The omission of Jack Conger from the American team in the 4X200FS was unprincipled in my opinion. He was third at trials; he swam the fastest split in the preliminaries. He deserved it. But he was sacrificed to accommodate Phelps and Lochte. Obviously Bob Bowman thinks protecting their legacy overrides merit and fairness. Many would say that doing a 1.45.25 split after winning gold in the 200BF adds to the Phelps legend and vindicates the decision. I certainly give Phelps credit for a remarkable performance. But I still think Conger was wrongfully denied his opportunity. The 1.46 split by Lochte underlines it.

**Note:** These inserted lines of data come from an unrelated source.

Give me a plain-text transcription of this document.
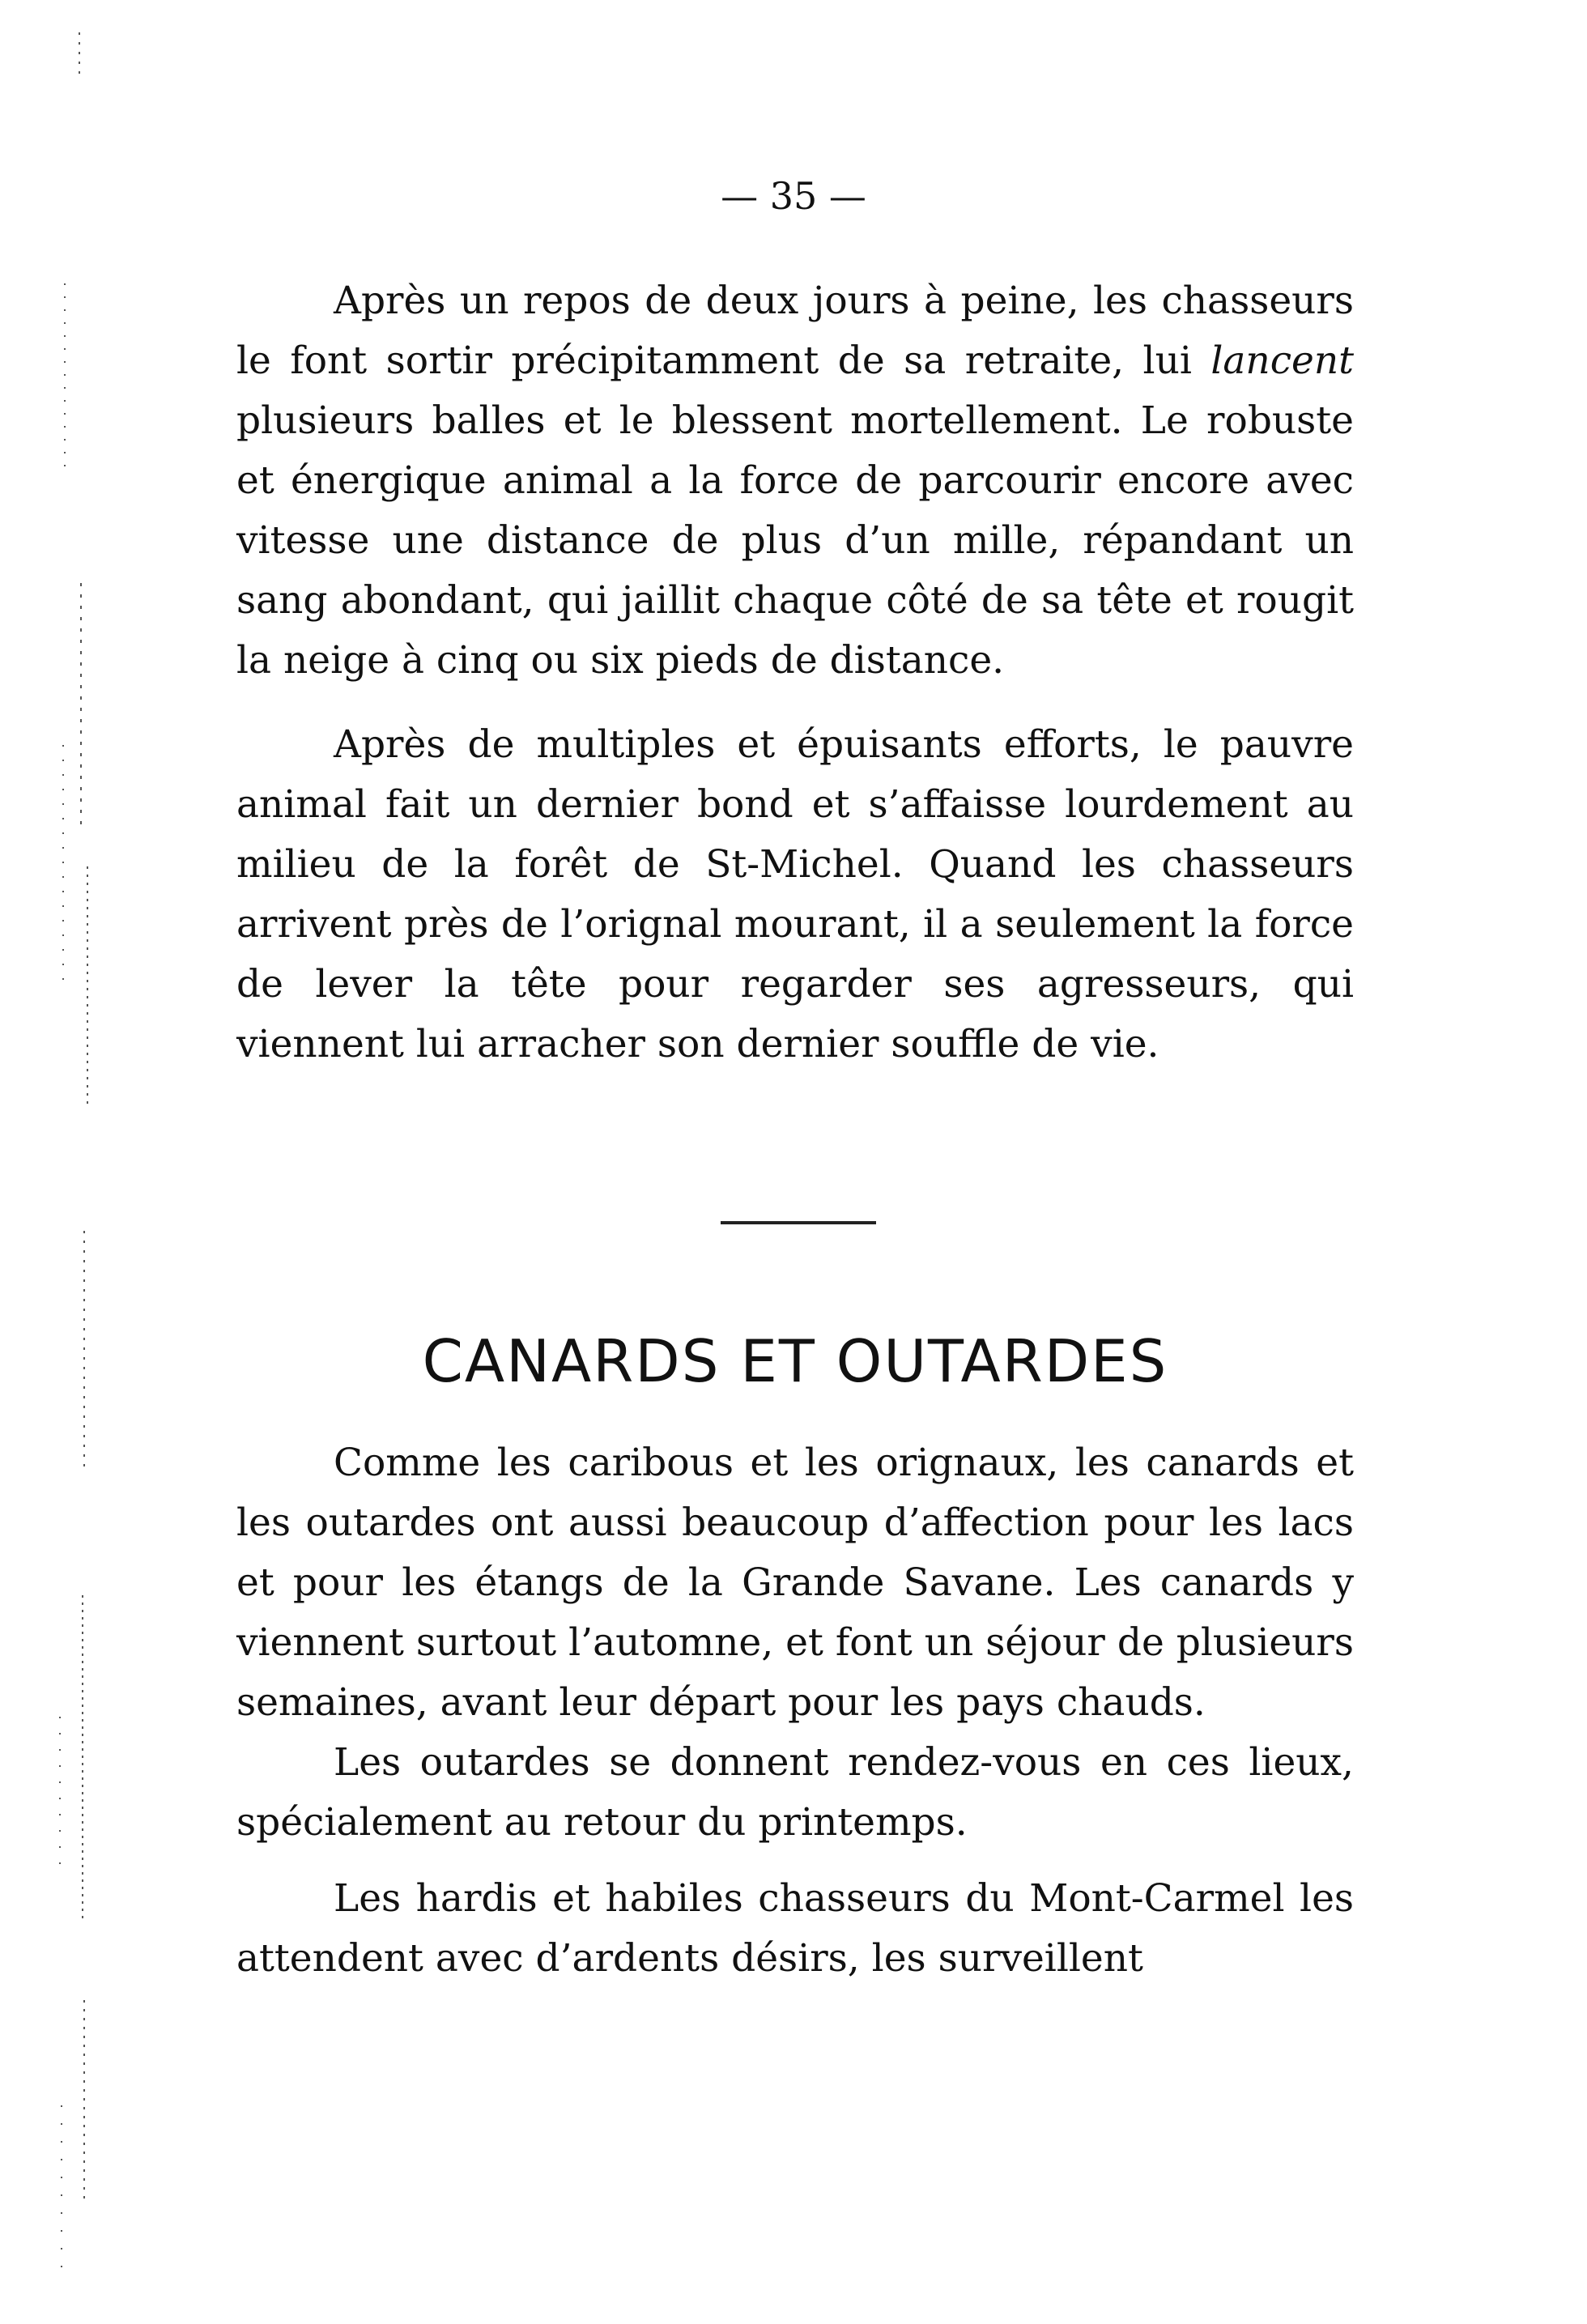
— 35 —

Après un repos de deux jours à peine, les chasseurs le font sortir précipitamment de sa retraite, lui lancent plusieurs balles et le blessent mortellement. Le robuste et énergique animal a la force de parcourir encore avec vitesse une distance de plus d’un mille, répandant un sang abondant, qui jaillit chaque côté de sa tête et rougit la neige à cinq ou six pieds de distance.

Après de multiples et épuisants efforts, le pauvre animal fait un dernier bond et s’affaisse lourdement au milieu de la forêt de St-Michel. Quand les chasseurs arrivent près de l’orignal mourant, il a seulement la force de lever la tête pour regarder ses agresseurs, qui viennent lui arracher son dernier souffle de vie.

CANARDS ET OUTARDES

Comme les caribous et les orignaux, les canards et les outardes ont aussi beaucoup d’affection pour les lacs et pour les étangs de la Grande Savane. Les canards y viennent surtout l’automne, et font un séjour de plusieurs semaines, avant leur départ pour les pays chauds.

Les outardes se donnent rendez-vous en ces lieux, spécialement au retour du printemps.

Les hardis et habiles chasseurs du Mont-Carmel les attendent avec d’ardents désirs, les surveillent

Is Cameron McEvoy not quite at his best here? Even a mediocre low 1.46 split would have given Australia the silver if he had been in instead of Smith.

aswimfan

longstroke,

As a swimming fan, it was a delight for me to watch Lochte-Phelps combo in the relay. Perfect 🙂
It’s almost like Bowman knows what swimming fans want to see… it was an all out fan service 🙂

aswimfan

Also, Conger get to receive the gold anyway, although he missed out on the experience being on top of podium.

That, is, priceless.

So yeah, I can understand the sentiment of Conger supporters.

commonwombat

Longstroke, I certainly get where you’re coming from re the Phelps inclusion and can’t help having somewhat conflicted as to whether it was the right or just move. His inclusion certainly was not necessary for the USA to win that race.

Hard to know in just what shape McEvoy has been in. His 4×100 split suggested something 47mid-high; has this cold taken a further edge off ?

They had to make a risk management based call re his inclusion in the 4×200. Is strengthening one’s hand in a race that you AREN’T going to win worth compromising one’s chances in a race you CAN ?

aswimfan

CW,
judging by Chalmer’s swims, don’t you think the coaches should have selected Chalmers in place of Smith?

He was 1:47 flat start at national age group two weeks before the trials, he could be at least 1:46.00 flying start, no?

longstroke

I certainly agree that Chalmers should have been selected for the 4X200FS given his low 1.47 off a flat start and given his record of delivering when it counts. I did say earlier the ideal team for me would have been Fraser Holmes – McEvoy – Horton – Chalmers. OK, McEvoy wasn’t 100% and the coaches decided not to risk him. But with Chalmers in instead of Smith Australia would most likely have won silver with bronze the absolute minimum.

aswimfan

Yup, also, the coaches need not worry about recovery. Chalmers is only 18, his recovery turnaround should be fast.

commonwombat

Chalmers to the 4×200 ….certainly an option to consider. He did swim that 1.47 at Age Nats but didn’t swim it at Trials. He and his coach may not have been tapped post Trials that he may be co-opted for this relay and therefore one would have to think all his work has been centred on the 100.

His one international outing in the 4×200 was at last year’s World Juniors where he “crashed and burned” to a 1.50 !Granted he’s matured since then AND I certainly agree there was a case to be made for his inclusion.

Its just that its not just a matter of assuming these moves are “magic bullets” that are sure-fire guaranteed to pay off; there were also some sound reasons not to. McEvoy has similarly “crashed and burned” in this relay whilst still throwing down stellar times in the 100 & other relays.